Jakarta –
Uang beredar selama Lebaran diperkirakan turun. Himpunan Pengusaha Muda Indonesia (Hipmi) pun angkat bicara terkait hal tersebut.
Hipmi menilai, jumlah uang beredar merupakan salah satu indikasi perlambatan ekonomi. Hal ini menjadi ‘lampu kuning’ bagi pemerintah.
Ketua Umum BPP Hipmi Akbar Himawan Buchari mengatakan, sejak pergantian tahun indikasi pelambatan ekonomi mulai bermunculan. Puncaknya, tercermin pada momen Idul Fitri.
“Dari tahun ke tahun, Lebaran menjadi momentum bagi pemerintah untuk mengerek ekonomi. Namun, sepertinya hal itu tak terjadi sekarang,” ujar Akbar dalam keterangan tertulis, Jumat (4/4/2025).
Berdasarkan hitungan Kamar Dagang dan Industri (Kadin) Indonesia, asumsi perputaran uang selama Lebaran turun 12,28%. Jika asumsi tahun 2024 mencapai Rp 157,3 triliun, tahun ini hanya Rp 137,9 triliun.
Bahkan, Center of Economic and Law Studies (Celios) memprediksi tambahan Jumlah Uang Beredar (JUB) hanya Rp 114,37 triliun, turun 16,5% dari tahun 2024 yang mencapai Rp 136,97 triliun.

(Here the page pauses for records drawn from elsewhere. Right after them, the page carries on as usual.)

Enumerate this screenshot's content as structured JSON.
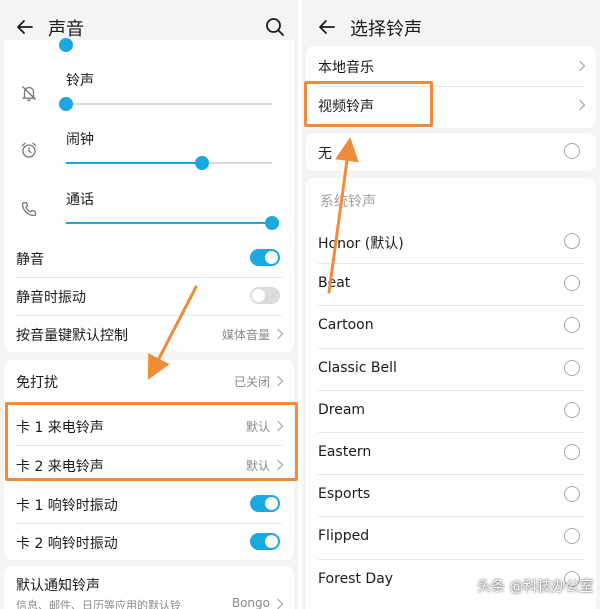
{
  "left_screen": {
    "title": "声音",
    "volume": [
      {
        "label": "铃声",
        "level": 0.0,
        "icon": "bell-off-icon"
      },
      {
        "label": "闹钟",
        "level": 0.66,
        "icon": "alarm-clock-icon"
      },
      {
        "label": "通话",
        "level": 1.0,
        "icon": "phone-icon"
      }
    ],
    "settings_top": [
      {
        "label": "静音",
        "toggle": true
      },
      {
        "label": "静音时振动",
        "toggle": false
      },
      {
        "label": "按音量键默认控制",
        "value": "媒体音量"
      }
    ],
    "dnd": {
      "label": "免打扰",
      "value": "已关闭"
    },
    "ringtones": [
      {
        "label": "卡 1 来电铃声",
        "value": "默认"
      },
      {
        "label": "卡 2 来电铃声",
        "value": "默认"
      }
    ],
    "vibrate": [
      {
        "label": "卡 1 响铃时振动",
        "toggle": true
      },
      {
        "label": "卡 2 响铃时振动",
        "toggle": true
      }
    ],
    "notification": {
      "label": "默认通知铃声",
      "sub": "信息、邮件、日历等应用的默认铃",
      "value": "Bongo"
    }
  },
  "right_screen": {
    "title": "选择铃声",
    "sources": [
      {
        "label": "本地音乐"
      },
      {
        "label": "视频铃声"
      }
    ],
    "none_option": "无",
    "system_section_title": "系统铃声",
    "system_ringtones": [
      "Honor (默认)",
      "Beat",
      "Cartoon",
      "Classic Bell",
      "Dream",
      "Eastern",
      "Esports",
      "Flipped",
      "Forest Day"
    ]
  },
  "watermark": "头条 @科技办公室",
  "colors": {
    "accent": "#1aa8e0",
    "highlight": "#ef8c3a",
    "background": "#f4f4f4"
  }
}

“Ini merupakan warning atau lampu kuning bagi pemerintah. Jika tidak segera diatasi, pertumbuhan ekonomi 8% hanya akan menjadi isapan jempol belaka,” pesan Akbar.
Indikasi lainnya adalah penurunan jumlah pemudik. Berdasarkan data Kementerian Perhubungan (Kemenhub), total pemudik tahun ini hanya 146,48 juta orang, turun 24% dibandingkan tahun lalu yang mencapai 193,6 juta orang.
Fenomena ini tentu mempengaruhi industri pariwisata. Akbar mencontohkan okupansi hotel kamar di Yogyakarta. Menurut data Perhimpunan Hotel dan Restoran Indonesia (PHRI), okupansi libur Lebaran turun 30%.
“Saat ini, masyarakat benar-benar hati-hati membelanjakan uangnya. Ini menandakan ekonomi kita sedang tidak baik-baik saja. Sehingga perlu intervensi pemerintah,” kata Akbar.
Soal daya beli, Akbar melihat adanya penurunan Indeks Keyakinan Konsumen (IKK) sebesar 0,4% dari Desember 2024 ke Januari 2025. Padahal, sejak 2022, IKK selalu naik di awal tahun. Hal itu cermin bahwa konsumen optimis.
Data lainnya juga menunjukkan adanya penurunan angka Indeks Penjualan Riil (IPR) pada Januari 2025. Pada Desember 2024, angka IPR sebesar 222 poin, turun menjadi 211,5 di Januari 2025. Menurut Akbar, pemerintah harus segera turun tangan, memperbaiki berbagai indikasi yang akan mempengaruhi pertumbuhan ekonomi. Dengan begitu, persoalan tidak semakin buruk.
“Caranya, dengan berbagai hal. Seperti mempercepat realisasi belanja sosial dan infrastruktur padat karya, menstabilkan harga kebutuhan pokok, dan memastikan UMKM mendapat dukungan konkret,” pungkasnya.